Equity Share Capital

Rs. Crore

29.84

22.72

BVPS ( as of 30-09-13)

Rs.

607

267

Current Market Price (closing price on 19-11-13)

Rs.

      1,412

        780

Market Cap

Rs. Crore

      4,213

      1,772

Cash

Rs. Crore

      1,478

        440

Cash per share

Rs.

        495

        194

Enterprise Value

Rs. Crore

      2,736

      1,332

 

  • The swap ratio, if closer to 2.2:1 i.e. one new share of Pfizer Limited for every 2.2 shares of Wyeth Limited, would be seen a favouring shareholders of Pfizer Limited. This can be justified as Pfizer is bigger than Wyeth with annual revenue run rate of Rs. 1,200 crore, vis-a-vis Rs. 700 crore for the latter.

 

  • Needless to say, from the promoters’ viewpoint, 2.2:1 works better as non-promoter holding of Wyeth at 48.88% is higher than Pfizer’s non-promoter holding of 29.25%. But, this would be unjust to minority shareholders of Wyeth Limited.

 

  • Pfizer has surplus cash of Rs. 1,478 crore, as of 30th September 2013, while Wyeth Limited has cash and equivalents of Rs. 440 crore, as of that date. With no immediate capex requirement, surplus cash explains the consideration of declaring interim dividend by the boards of both the companies on Saturday.

 

  • It will be a very prudent and shareholder friendly move if Wyeth declares an interim dividend of about Rs. 150 per share (outlay of Rs. 400 crore, including corporate distribution tax), so as to utilise the entire surplus cash, on its books exclusively for its own shareholders.

 

  • Pfizer, the second biggest foreign multinational in India after GlaxoSmithKline, in terms of domestic sales, has 6 of its brands among top 100 pharma brands, with Corex (cough formulation) and Becosules (multi-vitamin) being the most popular. Wyeth is a market leader in oral contraceptives, folic acid and depilatory cream.

 

  • While margins of Wyeth Limited have been declining in H1FY14 (reflected in share price which is flat year-to-date, against 36% rise in share price of Pfizer), Pfizer has also witnessed de-growth due to sluggish sales of anti-infectives and respiratory medicines.

 

  • The merger will create synergies in terms of operations, R&D and therapy areas, leading to cost savings and creating a larger entity valued at close to Rs 2,000 crore in terms of revenues and 9th in terms of market share in India’s Rs 72,000 crore retail pharma market.

 

  • To summarise, swap ratio is likely to be in the range of 1.8:1 to 2.2:1, with former benefiting Wyeth shareholders while latter better for Pfizer shareholders.
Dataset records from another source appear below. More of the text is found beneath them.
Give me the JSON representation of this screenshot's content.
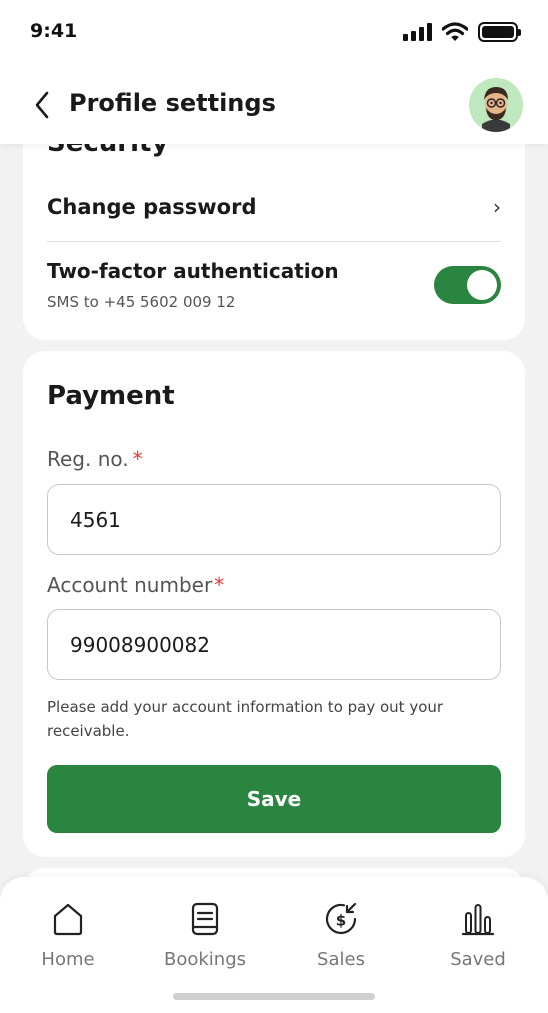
{
  "status_bar": {
    "time": "9:41"
  },
  "header": {
    "title": "Profile settings",
    "back_icon": "chevron-left-icon",
    "avatar": "user-avatar"
  },
  "security": {
    "heading": "Security",
    "change_password_label": "Change password",
    "chevron": "›",
    "two_factor_title": "Two-factor authentication",
    "two_factor_subtitle": "SMS to +45 5602 009 12",
    "two_factor_enabled": true
  },
  "payment": {
    "heading": "Payment",
    "reg_no_label": "Reg. no.",
    "reg_no_value": "4561",
    "account_number_label": "Account number",
    "account_number_value": "99008900082",
    "required_mark": "*",
    "help_text": "Please add your account information to pay out your receivable.",
    "save_label": "Save"
  },
  "tabs": [
    {
      "label": "Home",
      "icon": "home-icon"
    },
    {
      "label": "Bookings",
      "icon": "book-icon"
    },
    {
      "label": "Sales",
      "icon": "dollar-refresh-icon"
    },
    {
      "label": "Saved",
      "icon": "bar-chart-icon"
    }
  ],
  "colors": {
    "accent": "#2a8540",
    "required": "#e53935",
    "background": "#f2f2f2"
  }
}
The company has the carrot (and a real big one) of interim dividend to pacify either of the shareholders. All eyes now on the how they play their cards on the 23rd of November.

 

Our Verdict:

We feel that the company should move on the following lines

  1. Wyeth declares interim dividend of about Rs. 160 per share, making the ex-dividend share price of Rs. 650 (current price of Rs. 810)
  2. Pfizer declares interim dividend of Rs. 120 per share, making the ex-dividend share price to Rs. 1,300 (current price of Rs. 1,420)
  3. Based on ex-dividend share prices, the resultant swap ratio is a perfect 2:1.